Regularization helps prevent overfitting and even simplifies the model by selecting the relevant features. Let’s apply L1 regularization based on Model 3. => SELECT LINEAR_REG ('diamond_linear_logprice_logcarat_l1', 'diamond_train', 'logprice', 'logcarat, cut_1, cut_2, cut_3, cut_4, color_1, color_2, color_3, color_4, color_5, color_6, clarity_1, clarity_2, clarity_3, clarity_4, clarity_5, clarity_6, clarity_7, depthh, tablee, x, y, z' USING PARAMETERS regularization='l1', lambda=0.005); The lambda value can be adjusted to reflect the level of regularization. With a lambda value of 0.005, the coefficients of 10 predictors have become zero (see table below). As shown in Table 6, Model 4’s performance has only degraded slightly with 10 fewer predictors.
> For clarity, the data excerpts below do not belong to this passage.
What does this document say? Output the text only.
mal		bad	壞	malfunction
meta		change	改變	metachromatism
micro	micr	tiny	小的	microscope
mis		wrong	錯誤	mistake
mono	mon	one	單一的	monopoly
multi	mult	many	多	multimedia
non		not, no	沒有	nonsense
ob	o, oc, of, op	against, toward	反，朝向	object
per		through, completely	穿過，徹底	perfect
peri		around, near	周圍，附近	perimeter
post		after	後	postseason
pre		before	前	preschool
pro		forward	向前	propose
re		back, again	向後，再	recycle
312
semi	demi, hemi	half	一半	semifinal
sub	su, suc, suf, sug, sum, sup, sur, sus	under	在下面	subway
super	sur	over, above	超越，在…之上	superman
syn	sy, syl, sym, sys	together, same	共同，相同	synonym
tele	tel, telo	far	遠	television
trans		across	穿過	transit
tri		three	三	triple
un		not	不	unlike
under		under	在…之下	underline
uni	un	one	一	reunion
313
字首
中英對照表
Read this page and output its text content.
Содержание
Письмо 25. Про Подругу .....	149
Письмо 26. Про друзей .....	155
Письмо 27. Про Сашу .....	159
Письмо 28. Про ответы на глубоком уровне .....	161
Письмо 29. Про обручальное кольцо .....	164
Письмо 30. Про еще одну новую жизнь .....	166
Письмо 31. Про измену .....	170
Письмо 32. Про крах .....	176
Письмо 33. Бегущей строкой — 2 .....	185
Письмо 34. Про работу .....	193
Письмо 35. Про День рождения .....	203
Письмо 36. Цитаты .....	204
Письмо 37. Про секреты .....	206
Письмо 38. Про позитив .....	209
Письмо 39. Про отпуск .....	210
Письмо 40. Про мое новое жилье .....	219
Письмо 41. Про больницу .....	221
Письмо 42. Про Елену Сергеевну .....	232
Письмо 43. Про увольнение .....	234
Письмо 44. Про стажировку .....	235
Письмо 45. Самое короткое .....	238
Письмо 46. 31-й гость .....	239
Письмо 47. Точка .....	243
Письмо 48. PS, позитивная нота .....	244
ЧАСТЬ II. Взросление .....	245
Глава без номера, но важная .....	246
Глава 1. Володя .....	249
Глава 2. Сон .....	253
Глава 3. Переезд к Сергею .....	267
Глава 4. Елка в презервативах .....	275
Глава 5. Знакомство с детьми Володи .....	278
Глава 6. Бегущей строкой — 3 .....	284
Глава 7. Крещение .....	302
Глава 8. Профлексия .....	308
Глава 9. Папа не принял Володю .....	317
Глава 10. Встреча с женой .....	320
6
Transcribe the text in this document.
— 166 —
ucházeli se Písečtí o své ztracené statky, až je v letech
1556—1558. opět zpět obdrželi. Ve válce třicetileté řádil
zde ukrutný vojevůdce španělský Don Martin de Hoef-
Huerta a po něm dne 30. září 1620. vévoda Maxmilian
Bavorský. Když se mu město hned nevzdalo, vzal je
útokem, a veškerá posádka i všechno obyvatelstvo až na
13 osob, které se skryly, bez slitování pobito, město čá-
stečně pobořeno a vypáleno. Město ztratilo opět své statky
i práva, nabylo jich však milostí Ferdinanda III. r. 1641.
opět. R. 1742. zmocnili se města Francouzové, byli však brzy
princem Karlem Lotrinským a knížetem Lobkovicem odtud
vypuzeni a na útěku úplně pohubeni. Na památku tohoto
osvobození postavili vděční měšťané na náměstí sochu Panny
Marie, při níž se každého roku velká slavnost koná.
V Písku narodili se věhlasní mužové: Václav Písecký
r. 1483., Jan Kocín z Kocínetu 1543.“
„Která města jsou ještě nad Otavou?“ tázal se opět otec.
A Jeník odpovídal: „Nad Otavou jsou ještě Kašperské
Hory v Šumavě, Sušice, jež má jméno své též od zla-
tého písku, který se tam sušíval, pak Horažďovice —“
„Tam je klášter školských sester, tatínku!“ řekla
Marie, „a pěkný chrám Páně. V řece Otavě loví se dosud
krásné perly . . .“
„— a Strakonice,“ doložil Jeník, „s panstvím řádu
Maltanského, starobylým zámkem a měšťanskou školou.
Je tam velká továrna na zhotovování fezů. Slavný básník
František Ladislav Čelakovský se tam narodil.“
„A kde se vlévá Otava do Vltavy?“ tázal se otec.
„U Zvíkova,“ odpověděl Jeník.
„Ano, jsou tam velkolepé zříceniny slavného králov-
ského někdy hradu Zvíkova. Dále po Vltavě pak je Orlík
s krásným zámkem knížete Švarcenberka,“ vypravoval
Before this blog post gets too long, I will claim mission accomplished. More improvements can be made. For example, one thing that is obvious from the chart that shows predicted price vs. the actual price based on model 3 is that the predicted price tends to diverge from the actual price for higher prices. Residual plots can be made to examine the pattern between the price and individual predictor more closely.

Throughout this exercise, Vertica, DbVisualizer, and Tableau have worked seamlessly together. Vertica MPP computing infrastructure makes machine learning run blazingly fast, BI tools’ sophisticated reporting capability makes it a breeze to visualize the results, and DbVisualizer naturally captures the workflow and manages the workflow conveniently. If you’ve been using Vertica and any of the popular BI tools, you already have all the tools to start using machine learning!